TL;DR
This paper reveals that the standard Phillips curve misses a key term related to workers' wage reset behavior, significantly affecting inflation predictions and policy impacts across countries.
Contribution
It introduces a new first-order term into the Phillips curve, incorporates it into a multi-country HANK model, and demonstrates its importance for inflation and policy analysis.
Findings
Omitted term accounts for 7% more cumulative inflation in baseline.
Delayed monetary policy increases inflation by 10-26%.

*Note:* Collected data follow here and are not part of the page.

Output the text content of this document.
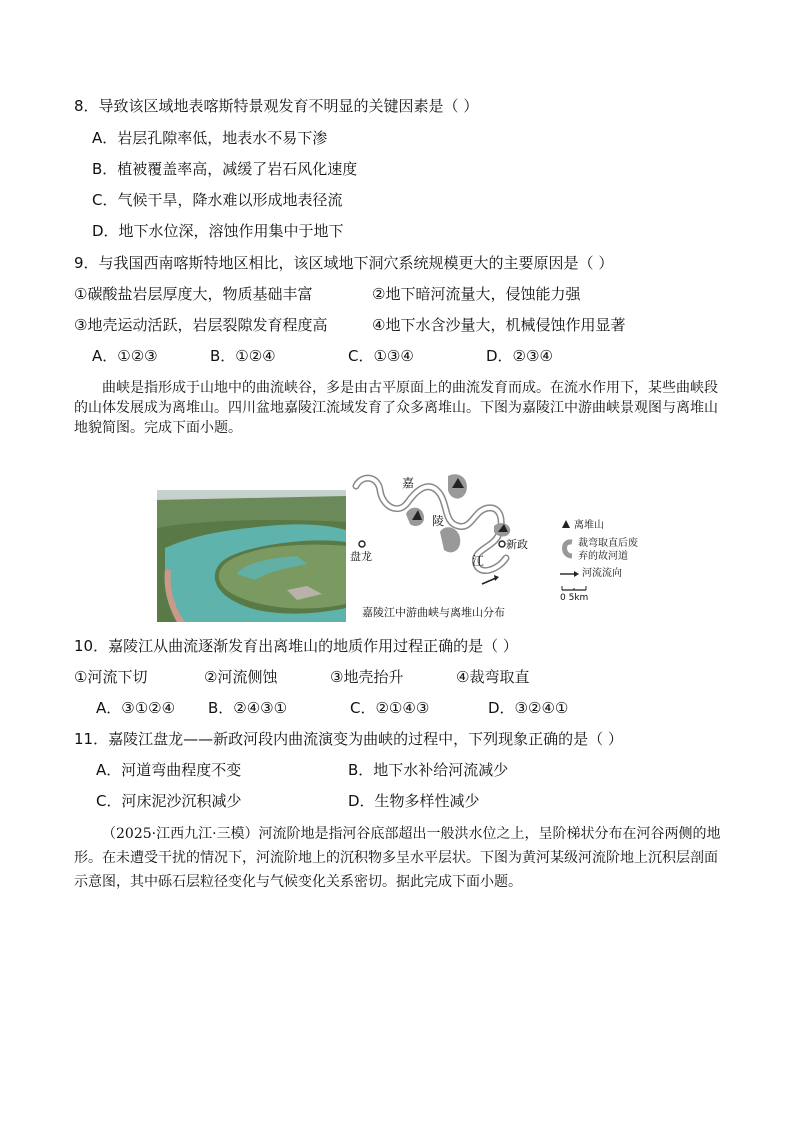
8．导致该区域地表喀斯特景观发育不明显的关键因素是（ ）
A．岩层孔隙率低，地表水不易下渗
B．植被覆盖率高，减缓了岩石风化速度
C．气候干旱，降水难以形成地表径流
D．地下水位深，溶蚀作用集中于地下
9．与我国西南喀斯特地区相比，该区域地下洞穴系统规模更大的主要原因是（ ）
①碳酸盐岩层厚度大，物质基础丰富	②地下暗河流量大，侵蚀能力强
③地壳运动活跃，岩层裂隙发育程度高	④地下水含沙量大，机械侵蚀作用显著
A．①②③	B．①②④	C．①③④	D．②③④
曲峡是指形成于山地中的曲流峡谷，多是由古平原面上的曲流发育而成。在流水作用下，某些曲峡段的山体发展成为离堆山。四川盆地嘉陵江流域发育了众多离堆山。下图为嘉陵江中游曲峡景观图与离堆山地貌简图。完成下面小题。
嘉
陵
江
盘龙
新政
离堆山
裁弯取直后废
弃的故河道
河流流向
0 5km
嘉陵江中游曲峡与离堆山分布
10．嘉陵江从曲流逐渐发育出离堆山的地质作用过程正确的是（ ）
①河流下切	②河流侧蚀	③地壳抬升	④裁弯取直
A．③①②④ B．②④③①	C．②①④③	D．③②④①
11．嘉陵江盘龙——新政河段内曲流演变为曲峡的过程中，下列现象正确的是（ ）
A．河道弯曲程度不变	B．地下水补给河流减少
C．河床泥沙沉积减少	D．生物多样性减少
（2025·江西九江·三模）河流阶地是指河谷底部超出一般洪水位之上，呈阶梯状分布在河谷两侧的地形。在未遭受干扰的情况下，河流阶地上的沉积物多呈水平层状。下图为黄河某级河流阶地上沉积层剖面示意图，其中砾石层粒径变化与气候变化关系密切。据此完成下面小题。
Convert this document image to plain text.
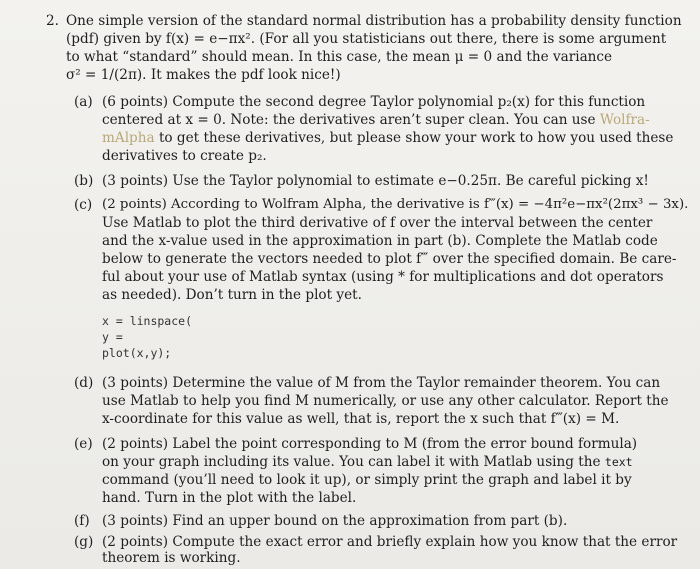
2. One simple version of the standard normal distribution has a probability density function
(pdf) given by f(x) = e−πx². (For all you statisticians out there, there is some argument
to what “standard” should mean. In this case, the mean μ = 0 and the variance
σ² = 1/(2π). It makes the pdf look nice!)
(a) (6 points) Compute the second degree Taylor polynomial p₂(x) for this function
centered at x = 0. Note: the derivatives aren’t super clean. You can use Wolfra-
mAlpha to get these derivatives, but please show your work to how you used these
derivatives to create p₂.
(b) (3 points) Use the Taylor polynomial to estimate e−0.25π. Be careful picking x!
(c) (2 points) According to Wolfram Alpha, the derivative is f‴(x) = −4π²e−πx²(2πx³ − 3x).
Use Matlab to plot the third derivative of f over the interval between the center
and the x-value used in the approximation in part (b). Complete the Matlab code
below to generate the vectors needed to plot f‴ over the specified domain. Be care-
ful about your use of Matlab syntax (using * for multiplications and dot operators
as needed). Don’t turn in the plot yet.
x = linspace(
y =
plot(x,y);
(d) (3 points) Determine the value of M from the Taylor remainder theorem. You can
use Matlab to help you find M numerically, or use any other calculator. Report the
x-coordinate for this value as well, that is, report the x such that f‴(x) = M.
(e) (2 points) Label the point corresponding to M (from the error bound formula)
on your graph including its value. You can label it with Matlab using the text
command (you’ll need to look it up), or simply print the graph and label it by
hand. Turn in the plot with the label.
(f) (3 points) Find an upper bound on the approximation from part (b).
(g) (2 points) Compute the exact error and briefly explain how you know that the error
theorem is working.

Country composition explains 6.6 percentage-point-quarters differences.
Abstract
The standard wage Phillips curve aggregates away from which workers reset wages when. I show this aggregation omits a first-order term: the covariance between workers' cost-push exposure and their reset frequency. I introduce two sufficient statistics and embed them in a multi-country HANK model calibrated to six euro-area economies. The omitted term generates 7 percent more cumulative core inflation in the baseline and 10--26 percent more when monetary policy is delayed. Two economies with identical openness can differ by 6.6 percentage-point-quarters solely from within-country composition. Targeted essentials subsidies reduce welfare loss by 32 percent relative to aggressive tightening. Out of sample, the model correctly predicts the persistence ranking across the UK, the US, and Japan.